What is it that makes some USB sticks not-bootable?
Just want to share my experience. We burn a lot of bootable ISO's to flashdrives to setup anything from Windows server series to Windows 7 through 10. We ONLY have issues with Kingston drives when it comes to this. I spoke to a guy at tech support from Kingston and after a lot of useless info it basically boils down to its not guaranteed to boot. So i tried all the other troubleshooting options like diskpart, full formats and even the linux way of partitioning and formatting. So several days later i checked my bios and as always the USB disk shows as a harddrive like any other brand of USB disk. I noticed there was a note in the right hand page to "press N" to remove the Kingston USB disk as a "harddrive" which will then mark it as a removeable disk. After pressing N the disk disappeared from the harddisk list and i save/rebooted. It works perfect now!!! This wasnt necessary for any of my other USB disks which booted perfectly every time on various hardware platforms except for my Kingston G3 and Fury 3.0 drives.
Hope this could help some other frustrated techie :D
Some usb stick manufacturers factory partition drives with tables not suitable for creating a bootable drive. Formatting makes no difference as it does not affect the tables, just erases the contents of the primary, visible partition. (I had issues with a "reputable" brand before with this issue.)
If you have access to a Linux box, plug the drive in, find what Linux names the device as then run:
dd if=/dev/zero of=/dev/sd***
(change *** to the device name given)
This wipes the drive completely (by filling it with binary zeros), file system, PTs the lot. So make sure you specify the correct device!!! Then reformat (FAT32 is better as UEFI doesn't support NTFS) and you should be good to go.

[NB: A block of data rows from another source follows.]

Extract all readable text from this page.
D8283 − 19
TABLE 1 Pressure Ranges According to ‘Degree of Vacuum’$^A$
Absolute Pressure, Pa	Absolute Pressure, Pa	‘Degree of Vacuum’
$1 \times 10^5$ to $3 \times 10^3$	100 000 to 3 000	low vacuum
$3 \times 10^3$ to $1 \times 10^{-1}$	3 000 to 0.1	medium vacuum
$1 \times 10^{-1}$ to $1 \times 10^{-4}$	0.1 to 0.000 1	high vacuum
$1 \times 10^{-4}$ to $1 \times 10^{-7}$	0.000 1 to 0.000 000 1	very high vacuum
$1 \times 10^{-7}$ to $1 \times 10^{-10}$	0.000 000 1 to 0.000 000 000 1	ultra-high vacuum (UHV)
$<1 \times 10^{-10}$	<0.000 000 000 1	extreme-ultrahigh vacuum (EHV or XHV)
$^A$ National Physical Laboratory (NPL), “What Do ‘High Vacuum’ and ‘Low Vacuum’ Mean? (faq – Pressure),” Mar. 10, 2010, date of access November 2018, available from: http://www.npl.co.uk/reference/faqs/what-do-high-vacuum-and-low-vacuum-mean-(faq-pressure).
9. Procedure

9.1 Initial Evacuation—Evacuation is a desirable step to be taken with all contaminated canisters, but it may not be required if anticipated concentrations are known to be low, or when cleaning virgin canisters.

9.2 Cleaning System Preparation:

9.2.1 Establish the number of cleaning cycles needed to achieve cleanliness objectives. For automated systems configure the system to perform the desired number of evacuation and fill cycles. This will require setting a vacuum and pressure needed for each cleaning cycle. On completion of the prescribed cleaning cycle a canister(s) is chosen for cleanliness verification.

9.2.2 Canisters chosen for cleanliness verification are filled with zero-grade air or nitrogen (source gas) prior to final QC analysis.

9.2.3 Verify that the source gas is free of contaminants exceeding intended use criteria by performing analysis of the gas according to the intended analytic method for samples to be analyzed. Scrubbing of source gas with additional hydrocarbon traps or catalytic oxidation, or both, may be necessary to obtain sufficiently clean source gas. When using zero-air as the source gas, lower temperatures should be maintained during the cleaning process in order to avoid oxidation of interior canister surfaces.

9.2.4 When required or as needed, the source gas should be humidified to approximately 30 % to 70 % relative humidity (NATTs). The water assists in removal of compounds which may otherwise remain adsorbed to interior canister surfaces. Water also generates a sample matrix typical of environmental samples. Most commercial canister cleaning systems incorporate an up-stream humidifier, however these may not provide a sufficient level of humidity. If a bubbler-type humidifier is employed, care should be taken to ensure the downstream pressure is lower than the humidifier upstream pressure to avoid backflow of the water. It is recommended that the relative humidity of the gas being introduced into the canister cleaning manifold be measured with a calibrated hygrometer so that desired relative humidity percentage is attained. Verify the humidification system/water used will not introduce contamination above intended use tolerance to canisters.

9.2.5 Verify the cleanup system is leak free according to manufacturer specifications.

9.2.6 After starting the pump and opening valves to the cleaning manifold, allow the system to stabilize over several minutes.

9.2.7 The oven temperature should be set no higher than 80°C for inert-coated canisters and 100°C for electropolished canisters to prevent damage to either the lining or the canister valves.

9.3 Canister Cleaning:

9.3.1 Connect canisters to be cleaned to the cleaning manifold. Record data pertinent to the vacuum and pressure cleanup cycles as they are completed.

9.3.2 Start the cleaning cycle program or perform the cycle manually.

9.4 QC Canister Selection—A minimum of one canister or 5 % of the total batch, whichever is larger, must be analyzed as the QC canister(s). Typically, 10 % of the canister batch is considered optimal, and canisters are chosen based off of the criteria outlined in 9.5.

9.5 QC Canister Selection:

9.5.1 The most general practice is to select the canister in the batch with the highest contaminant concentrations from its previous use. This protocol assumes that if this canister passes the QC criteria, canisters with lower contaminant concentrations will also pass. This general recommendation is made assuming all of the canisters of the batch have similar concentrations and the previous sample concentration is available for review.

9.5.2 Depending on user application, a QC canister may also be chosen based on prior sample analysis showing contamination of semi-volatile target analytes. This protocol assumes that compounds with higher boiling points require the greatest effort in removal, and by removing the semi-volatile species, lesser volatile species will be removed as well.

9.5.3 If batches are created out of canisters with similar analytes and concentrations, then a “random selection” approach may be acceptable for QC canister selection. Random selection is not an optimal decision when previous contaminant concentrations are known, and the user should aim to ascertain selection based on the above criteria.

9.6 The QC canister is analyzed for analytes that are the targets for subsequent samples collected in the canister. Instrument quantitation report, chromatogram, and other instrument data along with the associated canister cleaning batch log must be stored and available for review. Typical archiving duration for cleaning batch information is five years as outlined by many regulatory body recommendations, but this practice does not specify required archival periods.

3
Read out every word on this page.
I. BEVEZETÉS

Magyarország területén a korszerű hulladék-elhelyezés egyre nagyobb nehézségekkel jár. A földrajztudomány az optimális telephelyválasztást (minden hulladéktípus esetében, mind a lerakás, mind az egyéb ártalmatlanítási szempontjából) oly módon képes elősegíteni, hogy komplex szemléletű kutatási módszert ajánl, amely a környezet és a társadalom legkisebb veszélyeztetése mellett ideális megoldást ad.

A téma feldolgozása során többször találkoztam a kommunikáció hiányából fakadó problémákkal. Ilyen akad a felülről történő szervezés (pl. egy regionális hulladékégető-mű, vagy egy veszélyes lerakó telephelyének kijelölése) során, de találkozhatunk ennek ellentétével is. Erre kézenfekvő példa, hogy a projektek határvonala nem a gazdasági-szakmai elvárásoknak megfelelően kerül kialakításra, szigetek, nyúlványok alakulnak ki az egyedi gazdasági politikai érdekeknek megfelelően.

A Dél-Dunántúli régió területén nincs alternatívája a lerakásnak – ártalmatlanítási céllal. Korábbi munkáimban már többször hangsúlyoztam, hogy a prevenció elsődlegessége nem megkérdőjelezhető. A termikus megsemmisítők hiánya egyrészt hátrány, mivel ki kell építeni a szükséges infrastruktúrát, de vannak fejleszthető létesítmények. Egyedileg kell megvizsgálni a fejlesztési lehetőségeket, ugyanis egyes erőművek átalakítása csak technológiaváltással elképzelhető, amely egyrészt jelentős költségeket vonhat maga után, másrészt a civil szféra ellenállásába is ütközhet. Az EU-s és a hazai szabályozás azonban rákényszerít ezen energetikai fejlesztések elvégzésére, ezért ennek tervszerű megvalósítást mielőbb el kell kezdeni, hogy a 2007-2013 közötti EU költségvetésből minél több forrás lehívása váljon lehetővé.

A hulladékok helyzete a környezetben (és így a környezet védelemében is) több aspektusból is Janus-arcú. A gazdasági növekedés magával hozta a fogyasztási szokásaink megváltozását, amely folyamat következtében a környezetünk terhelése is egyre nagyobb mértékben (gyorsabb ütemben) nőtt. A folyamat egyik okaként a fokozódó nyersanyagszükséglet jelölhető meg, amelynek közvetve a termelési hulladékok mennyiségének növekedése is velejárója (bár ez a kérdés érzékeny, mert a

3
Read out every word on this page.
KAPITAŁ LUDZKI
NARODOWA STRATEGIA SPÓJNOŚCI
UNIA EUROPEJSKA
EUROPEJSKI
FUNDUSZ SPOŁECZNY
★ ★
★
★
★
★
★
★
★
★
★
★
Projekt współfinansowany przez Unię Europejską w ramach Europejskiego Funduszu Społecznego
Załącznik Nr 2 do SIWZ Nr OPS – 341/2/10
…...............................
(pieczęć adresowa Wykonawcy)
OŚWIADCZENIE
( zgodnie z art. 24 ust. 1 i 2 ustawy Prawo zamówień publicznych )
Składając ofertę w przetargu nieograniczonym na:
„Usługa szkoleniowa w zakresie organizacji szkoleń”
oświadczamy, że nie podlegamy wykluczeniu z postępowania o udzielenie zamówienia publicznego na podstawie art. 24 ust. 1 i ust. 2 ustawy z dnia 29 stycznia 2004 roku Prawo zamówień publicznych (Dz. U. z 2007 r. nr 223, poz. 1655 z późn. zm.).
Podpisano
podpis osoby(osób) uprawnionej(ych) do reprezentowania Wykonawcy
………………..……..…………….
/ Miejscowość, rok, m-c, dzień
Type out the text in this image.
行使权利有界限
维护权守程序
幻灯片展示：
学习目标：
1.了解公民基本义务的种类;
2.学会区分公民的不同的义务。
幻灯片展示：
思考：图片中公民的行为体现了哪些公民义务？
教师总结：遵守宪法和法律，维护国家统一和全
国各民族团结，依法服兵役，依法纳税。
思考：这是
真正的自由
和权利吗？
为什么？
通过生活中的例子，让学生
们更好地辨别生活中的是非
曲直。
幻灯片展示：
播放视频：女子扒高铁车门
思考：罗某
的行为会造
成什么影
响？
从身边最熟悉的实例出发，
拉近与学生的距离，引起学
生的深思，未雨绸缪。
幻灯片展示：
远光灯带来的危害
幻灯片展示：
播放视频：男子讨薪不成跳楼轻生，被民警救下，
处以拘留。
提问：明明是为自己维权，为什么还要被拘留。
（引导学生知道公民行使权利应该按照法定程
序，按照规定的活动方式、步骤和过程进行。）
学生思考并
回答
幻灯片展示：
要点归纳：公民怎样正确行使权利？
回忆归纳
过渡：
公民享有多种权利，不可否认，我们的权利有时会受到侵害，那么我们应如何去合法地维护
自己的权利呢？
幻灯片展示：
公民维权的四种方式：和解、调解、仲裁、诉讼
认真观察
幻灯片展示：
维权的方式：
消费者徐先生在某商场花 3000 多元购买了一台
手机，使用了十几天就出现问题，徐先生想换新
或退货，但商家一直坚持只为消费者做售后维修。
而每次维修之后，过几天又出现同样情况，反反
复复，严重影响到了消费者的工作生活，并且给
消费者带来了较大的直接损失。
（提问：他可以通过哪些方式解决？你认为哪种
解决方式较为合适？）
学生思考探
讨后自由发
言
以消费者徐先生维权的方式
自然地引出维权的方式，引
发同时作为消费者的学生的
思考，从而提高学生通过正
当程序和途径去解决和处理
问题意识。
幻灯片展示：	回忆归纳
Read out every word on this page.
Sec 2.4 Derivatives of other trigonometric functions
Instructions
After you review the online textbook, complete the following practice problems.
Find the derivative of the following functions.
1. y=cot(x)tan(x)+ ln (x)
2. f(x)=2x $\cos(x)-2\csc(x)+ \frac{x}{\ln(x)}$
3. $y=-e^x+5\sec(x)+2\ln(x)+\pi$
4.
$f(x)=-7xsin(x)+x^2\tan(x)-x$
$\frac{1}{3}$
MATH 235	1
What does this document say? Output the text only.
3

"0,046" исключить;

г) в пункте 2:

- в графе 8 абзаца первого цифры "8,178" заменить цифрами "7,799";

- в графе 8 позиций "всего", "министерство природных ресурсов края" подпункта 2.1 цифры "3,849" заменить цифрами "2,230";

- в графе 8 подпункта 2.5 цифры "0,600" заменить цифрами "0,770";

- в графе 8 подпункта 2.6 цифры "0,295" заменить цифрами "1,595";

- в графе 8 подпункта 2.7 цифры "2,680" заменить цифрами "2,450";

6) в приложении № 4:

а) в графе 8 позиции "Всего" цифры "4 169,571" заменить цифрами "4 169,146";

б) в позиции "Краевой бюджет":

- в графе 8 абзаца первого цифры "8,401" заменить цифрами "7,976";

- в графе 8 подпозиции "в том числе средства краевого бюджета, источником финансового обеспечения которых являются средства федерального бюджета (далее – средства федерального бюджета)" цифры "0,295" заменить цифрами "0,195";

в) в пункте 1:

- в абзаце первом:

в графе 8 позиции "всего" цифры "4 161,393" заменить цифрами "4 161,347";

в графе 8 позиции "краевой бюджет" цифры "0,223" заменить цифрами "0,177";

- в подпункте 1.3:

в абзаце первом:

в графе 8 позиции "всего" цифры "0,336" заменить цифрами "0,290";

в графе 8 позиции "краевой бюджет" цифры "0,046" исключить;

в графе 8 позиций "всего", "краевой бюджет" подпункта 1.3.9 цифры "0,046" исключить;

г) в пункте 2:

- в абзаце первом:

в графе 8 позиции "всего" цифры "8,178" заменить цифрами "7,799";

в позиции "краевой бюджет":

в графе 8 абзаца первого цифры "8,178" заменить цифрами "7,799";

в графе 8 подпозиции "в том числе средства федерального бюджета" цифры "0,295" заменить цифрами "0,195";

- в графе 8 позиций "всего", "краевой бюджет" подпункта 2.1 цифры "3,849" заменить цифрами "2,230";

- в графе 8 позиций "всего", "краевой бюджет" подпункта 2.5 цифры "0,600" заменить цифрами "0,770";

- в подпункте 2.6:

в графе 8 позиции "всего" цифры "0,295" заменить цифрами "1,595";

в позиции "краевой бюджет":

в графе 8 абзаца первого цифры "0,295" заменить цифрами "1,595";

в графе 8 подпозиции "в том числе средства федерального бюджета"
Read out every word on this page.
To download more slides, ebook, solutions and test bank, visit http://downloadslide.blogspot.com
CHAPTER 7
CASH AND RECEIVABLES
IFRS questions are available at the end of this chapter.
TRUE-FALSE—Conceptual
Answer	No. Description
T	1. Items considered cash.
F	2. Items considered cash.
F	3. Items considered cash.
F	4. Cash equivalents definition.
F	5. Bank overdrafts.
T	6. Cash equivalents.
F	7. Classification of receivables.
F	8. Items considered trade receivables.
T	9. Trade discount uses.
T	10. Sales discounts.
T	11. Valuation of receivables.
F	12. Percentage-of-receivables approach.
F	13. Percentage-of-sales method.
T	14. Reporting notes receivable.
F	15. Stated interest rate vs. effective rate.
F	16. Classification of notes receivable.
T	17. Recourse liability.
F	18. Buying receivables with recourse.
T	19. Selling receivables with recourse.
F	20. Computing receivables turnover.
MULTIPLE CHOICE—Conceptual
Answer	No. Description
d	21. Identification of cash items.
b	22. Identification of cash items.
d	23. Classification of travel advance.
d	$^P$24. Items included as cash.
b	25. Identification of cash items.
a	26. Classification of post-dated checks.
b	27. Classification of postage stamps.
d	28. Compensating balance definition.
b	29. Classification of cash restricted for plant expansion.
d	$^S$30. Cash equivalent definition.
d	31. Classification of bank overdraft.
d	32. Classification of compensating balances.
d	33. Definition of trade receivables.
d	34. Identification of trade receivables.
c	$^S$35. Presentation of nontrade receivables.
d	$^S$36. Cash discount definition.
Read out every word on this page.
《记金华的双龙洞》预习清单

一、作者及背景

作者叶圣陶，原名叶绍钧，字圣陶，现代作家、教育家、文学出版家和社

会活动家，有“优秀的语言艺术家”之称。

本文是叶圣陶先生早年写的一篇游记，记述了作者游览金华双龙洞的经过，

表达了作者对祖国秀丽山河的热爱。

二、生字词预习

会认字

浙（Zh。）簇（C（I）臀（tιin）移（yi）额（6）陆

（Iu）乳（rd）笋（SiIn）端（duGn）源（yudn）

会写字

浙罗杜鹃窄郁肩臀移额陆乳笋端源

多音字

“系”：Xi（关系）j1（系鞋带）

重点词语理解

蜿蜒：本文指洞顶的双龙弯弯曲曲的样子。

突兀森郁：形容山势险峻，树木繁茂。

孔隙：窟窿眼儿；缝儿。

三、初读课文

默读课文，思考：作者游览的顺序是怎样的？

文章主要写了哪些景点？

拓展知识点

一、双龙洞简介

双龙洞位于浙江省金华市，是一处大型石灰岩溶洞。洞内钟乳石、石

I dealt with this problem with my SanDisk drive and the only solution for me was to purchase another drive. Check your drive in the "This PC" menu of your computer. Flash drives usually show up as a removable disk. This information about this drive being bootable or or is usually contained within the flash drive itself. Here is mine, for example: .
To protect users from destroying their entire hard drive, Microsoft and other disk burning utilities limit themselves to only being able to burn onto so-called "removable" disks- USB drives, CDs, DVDs, etc. What happened is that some companies (one of them SanDisk) sold misconfigured flash drives with the bit for being removable off. I'm not too sure how exactly this information is stored, but as far as I know there is no way to change the firmware. You'll have to purchase a new flash drive, or alternatively, you may be able to convince the company to give you a refund/replace your flash drive.